Les manifestants ont de leur côté lancé des pierres sur la police anti-émeute dans ce quartier de la capitale. Les organisateurs de la manifestation avaient prévu de marcher vers State House, le palais présidentiel. À Kibera, le plus grand bidonville de Nairobi, des manifestants ont mis le feu à des pneus, selon des journalistes de l'AFP.
Ce mouvement de protestation contre l'inflation, qui s'est élevée en février sur un an à 9,2% dans le pays d'Afrique de l'Est, avait été interdit dimanche par les autorités. Les Kényans souffrent de la flambée des prix des produits de première nécessité, de la chute brutale du shilling par rapport au dollar américain et d'une sécheresse record qui a plongé des millions de personnes dans la famine.
La police avait reçu deux demandes de manifestations, dont l'une du parti d'opposition Azimio la Umoja. "Les deux groupes avaient l'intention d'organiser des manifestations pacifiques. Mais pour la sécurité publique, aucune n'a été accordée", avait expliqué dimanche Adamson Bungei, chef de la police de la capitale kényane, évoquant notamment le non respect du délai de trois jours pour déposer une demande de manifestation.
Raila Odinga, leader d'Azimio la Umoja, avait convoqué ces manifestations pour protester contre la "montée en flèche" du coût de la vie mais aussi l'élection "volée" du 9 août dernier.
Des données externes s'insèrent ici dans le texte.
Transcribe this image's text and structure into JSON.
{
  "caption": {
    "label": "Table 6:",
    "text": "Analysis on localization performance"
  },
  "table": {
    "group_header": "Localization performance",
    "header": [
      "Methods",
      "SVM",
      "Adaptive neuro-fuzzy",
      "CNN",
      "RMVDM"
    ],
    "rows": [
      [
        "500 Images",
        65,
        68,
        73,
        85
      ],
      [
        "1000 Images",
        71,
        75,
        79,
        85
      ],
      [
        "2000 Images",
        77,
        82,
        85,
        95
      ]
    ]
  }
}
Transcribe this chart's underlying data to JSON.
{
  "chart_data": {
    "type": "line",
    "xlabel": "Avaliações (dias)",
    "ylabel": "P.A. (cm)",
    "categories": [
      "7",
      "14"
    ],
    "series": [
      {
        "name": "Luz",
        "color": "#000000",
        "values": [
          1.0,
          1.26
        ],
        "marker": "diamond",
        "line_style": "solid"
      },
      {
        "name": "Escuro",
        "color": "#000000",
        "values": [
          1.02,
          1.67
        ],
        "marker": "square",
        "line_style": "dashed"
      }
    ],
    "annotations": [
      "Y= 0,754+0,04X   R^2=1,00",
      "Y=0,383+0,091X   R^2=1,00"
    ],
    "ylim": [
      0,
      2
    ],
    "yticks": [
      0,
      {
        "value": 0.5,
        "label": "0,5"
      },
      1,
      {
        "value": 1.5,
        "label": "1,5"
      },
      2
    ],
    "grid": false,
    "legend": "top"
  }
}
William Ruto avait remporté ce scrutin très serré, et son adversaire considère son gouvernement comme "illégitime". "Depuis que M. Ruto a prêté serment il y a six mois, il dirige le pays avec beaucoup de mépris", a-t-il déclaré, soulignant le coût élevé des produits de base tels que le carburant, l'huile de cuisine, les frais de scolarité et l'électricité.
Malgré l'interdiction, des manifestants se sont réunis pour protester contre le coût de la vie. "Nous resterons ici jusqu'à ce qu'ils n'aient plus de gaz lacrymogène", a déclaré l'un d'eux, Markings Nyamweya, 27 ans.
"Nous sommes venus ici pacifiquement, mais ils nous ont jeté des gaz lacrymogènes", a affirmé un manifestant, Charles Oduor. "Ils nous mentent tous les jours. Où est la farine de maïs bon marché qu'ils ont promise ? Où sont les emplois pour les jeunes qu'ils ont promis ? Tout ce qu'ils font, c'est embaucher leurs amis", a ajouté ce jeune homme de 21 ans.
"Épreuve de force"
Le grand journal kényan The Standard titrait toutefois lundi matin: "Le jour de l'épreuve de force". De nombreux commerces à Nairobi étaient fermés avant les manifestations, et certaines entreprises avaient demandé à leurs employés de privilégier le télétravail.
Le ministre de l'Intérieur, Kithure Kindiki, avait affirmé dimanche que toute personne incitant au trouble à l'ordre public serait poursuivie. Le chef de l'Etat s'était élevé ce week-end contre les appels à manifester de son opposant. "Vous n'allez pas nous menacer avec des ultimatums, du chaos et de l'impunité. Nous ne le permettrons pas", avait dit William Ruto, demandant à Raila Odinga d'agir via des moyens "légaux et constitutionnels".
L'élection présidentielle reste un motif de conflit entre les deux leaders. Selon les résultats officiels, M. Odinga a perdu face à M. Ruto de quelque 233.000 voix, l'un des écarts les plus serrés de l'histoire du pays, et alors qu'il était soutenu dans ce scrutin par le président sortant Uhuru Kenyatta.
Après l'annonce des résultats officiels en août, Raila Odinga, qui concourait pour la cinquième fois à la tête du pays avait évoqué des fraudes et rejeté les résultats. Son recours déposé devant la Cour suprême avait cependant été rejeté, les membres de cette dernière rendant un jugement unanime en faveur de William Ruto, en estimant qu'il n'y avait aucune preuve étayant les accusations de M. Odinga.